Thanks. This is good news. Can't wait to get a stable build to try it.

[dweeezil]

I wonder whether this condition was exacerbated by 7ef5e54 and even more so in Illumos since they went to ZTI_P(12, 8) as opposed to our ZTI_P(4, 8).

[behlendorf]

@dweeezil That commit should only impact the level on concurrency, the number of zio's queued should remain the same.

[dweeezil]

Right, I was trying to rationalize why this issue hadn't come up in the past (that I know of) and thought maybe the greater concurrency would allow for a lot more queued zio's to be created.

[ryao]

@Ashod I suspect that 0dfc732416922e1dd59028fa900d38d04dceaa12 might have fixed this problem. Try setting zfs_dedup_prefetch=0 on the module before the import. If it resolves this, then the problem is caused by doing prefetching on many random locations in parallel.

[Ashod]

@ryao I had tried that, but it didn't help. I tried spl_kmem_cache_slab_limit=16384 and zfs_dedup_prefetch=0 even with 16GB RAM it took multiple OOMs and hard reboots to recover.

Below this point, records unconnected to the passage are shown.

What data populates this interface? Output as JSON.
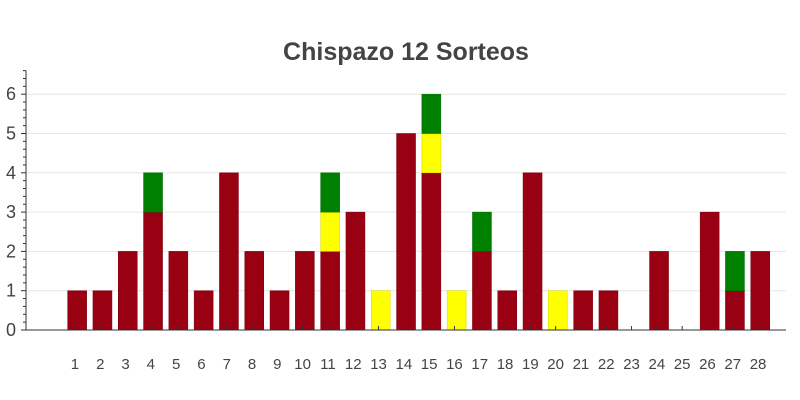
{
  "chart_data": {
    "type": "bar",
    "stacked": true,
    "title": "Chispazo 12 Sorteos",
    "xlabel": "",
    "ylabel": "",
    "ylim": [
      0,
      6.6
    ],
    "yticks": [
      "0",
      "1",
      "2",
      "3",
      "4",
      "5",
      "6"
    ],
    "grid": true,
    "legend": "none",
    "categories": [
      "1",
      "2",
      "3",
      "4",
      "5",
      "6",
      "7",
      "8",
      "9",
      "10",
      "11",
      "12",
      "13",
      "14",
      "15",
      "16",
      "17",
      "18",
      "19",
      "20",
      "21",
      "22",
      "23",
      "24",
      "25",
      "26",
      "27",
      "28"
    ],
    "series": [
      {
        "color": "#990011",
        "values": [
          1,
          1,
          2,
          3,
          2,
          1,
          4,
          2,
          1,
          2,
          2,
          3,
          0,
          5,
          4,
          0,
          2,
          1,
          4,
          0,
          1,
          1,
          0,
          2,
          0,
          3,
          1,
          2
        ]
      },
      {
        "color": "#ffff00",
        "values": [
          0,
          0,
          0,
          0,
          0,
          0,
          0,
          0,
          0,
          0,
          1,
          0,
          1,
          0,
          1,
          1,
          0,
          0,
          0,
          1,
          0,
          0,
          0,
          0,
          0,
          0,
          0,
          0
        ]
      },
      {
        "color": "#008000",
        "values": [
          0,
          0,
          0,
          1,
          0,
          0,
          0,
          0,
          0,
          0,
          1,
          0,
          0,
          0,
          1,
          0,
          1,
          0,
          0,
          0,
          0,
          0,
          0,
          0,
          0,
          0,
          1,
          0
        ]
      }
    ]
  }
}
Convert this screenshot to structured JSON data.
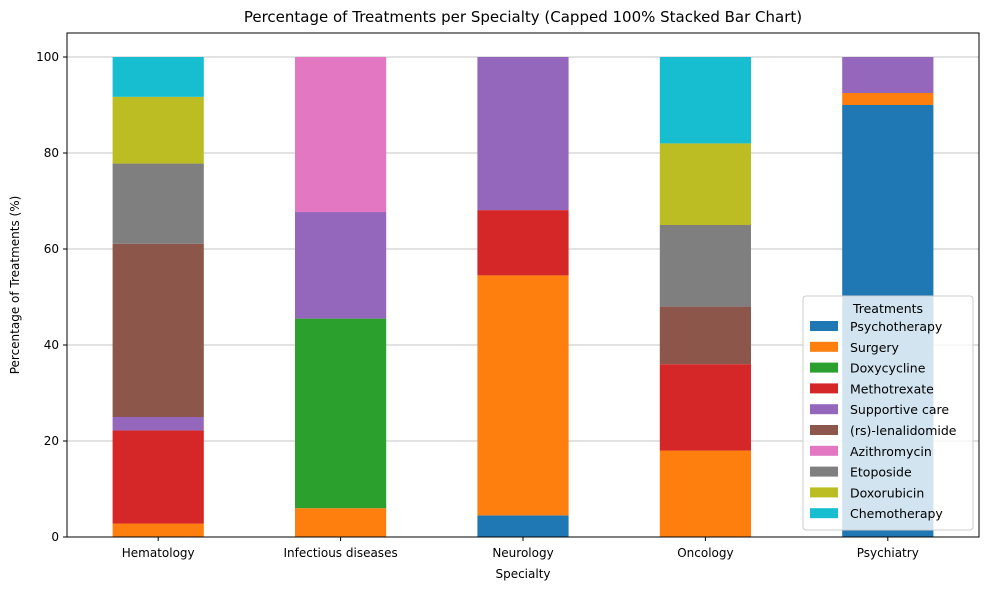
{
  "chart_data": {
    "type": "bar",
    "stacked": true,
    "title": "Percentage of Treatments per Specialty (Capped 100% Stacked Bar Chart)",
    "xlabel": "Specialty",
    "ylabel": "Percentage of Treatments (%)",
    "ylim": [
      0,
      105
    ],
    "yticks": [
      0,
      20,
      40,
      60,
      80,
      100
    ],
    "grid": "y",
    "legend_title": "Treatments",
    "legend_position": "lower-right",
    "categories": [
      "Hematology",
      "Infectious diseases",
      "Neurology",
      "Oncology",
      "Psychiatry"
    ],
    "series": [
      {
        "name": "Psychotherapy",
        "color": "#1f77b4",
        "values": [
          0,
          0,
          4.5,
          0,
          90.0
        ]
      },
      {
        "name": "Surgery",
        "color": "#ff7f0e",
        "values": [
          2.8,
          6.0,
          50.0,
          18.0,
          2.5
        ]
      },
      {
        "name": "Doxycycline",
        "color": "#2ca02c",
        "values": [
          0,
          39.5,
          0,
          0,
          0
        ]
      },
      {
        "name": "Methotrexate",
        "color": "#d62728",
        "values": [
          19.4,
          0,
          13.6,
          18.0,
          0
        ]
      },
      {
        "name": "Supportive care",
        "color": "#9467bd",
        "values": [
          2.8,
          22.2,
          31.9,
          0,
          7.5
        ]
      },
      {
        "name": "(rs)-lenalidomide",
        "color": "#8c564b",
        "values": [
          36.1,
          0,
          0,
          12.0,
          0
        ]
      },
      {
        "name": "Azithromycin",
        "color": "#e377c2",
        "values": [
          0,
          32.3,
          0,
          0,
          0
        ]
      },
      {
        "name": "Etoposide",
        "color": "#7f7f7f",
        "values": [
          16.7,
          0,
          0,
          17.0,
          0
        ]
      },
      {
        "name": "Doxorubicin",
        "color": "#bcbd22",
        "values": [
          13.9,
          0,
          0,
          17.0,
          0
        ]
      },
      {
        "name": "Chemotherapy",
        "color": "#17becf",
        "values": [
          8.3,
          0,
          0,
          18.0,
          0
        ]
      }
    ]
  }
}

The two things that are relevant to my case are the high outstanding ZIO (over 700K in my case) and the unnecessarily high number of z_fr_iss threads (which I'd expect beyond 2 x CPU-count to be harmful).

Both of these should (not unexpectedly) flood spinning disks (6 in my case) far faster than the kernel could handle. What is happening is the queued IO's overhead is sooner rather than later catching up with the available RAM and killing the system. That's because the spinning disks not only can't keep up with the demands, but the high random IO is making it even harder for them to keep up.

In sequential IO my WD REDs can serve 500+ iops (combined iops reaches 3000) but during high DDT activity (as is the case when destroying deduped snapshots/datasets) this number averages a low of 1/10th its peak, which means the scheduler can queue even more ZIO in a given period.

[behlendorf]

The patch to limit the number of blocks freed per TXG has been merged to master. The default value has been set to 100,000 which should prevent this issue in the future. We can fine tune that value as appropriate.

[Ashod]

@behlendorf

We can fine tune that value as appropriate.

Curious as to why not make it a percentage of available cores and tune that rather than make a fixed value?

What is the assumed RAM and CPU availability, say, per 100K IO? If that is known (or estimated) we can scale based on that. Although it seems the issue here is RAM-bound, not CPU, the latter might be a reasonable indicator of hardware capability (rarely would a 32 core machine run on 8GB or less, or a quad-core on 64GB or more).

[behlendorf]

@Ashod we could definitely scale it based on RAM or CPUs but I don't think in the end those are the most important constraints. We need the TXGs to keep rolling along to ensure everything in the system making forward progress. So we need to limit the number of blocks free such that:

1) Individual TXG sync times remain reasonable (a smallish number of seconds) 2) Enough blocks are freed per TXG to such that it completes as quickly as possible. 2) The worst case memory requirements are reasonable.

For this I swagged 100K as a number which I think strikes a reasonable balance. It roughly limits the memory usage to 100M since each zio is around 1K, and it should put a reasonable bound of the TXG times. That said, I've got no data so it's just a best guess and if we can do something better I'm all for it.

[Ashod]

@behlendorf Sounds good. I'm interested in numbers as well.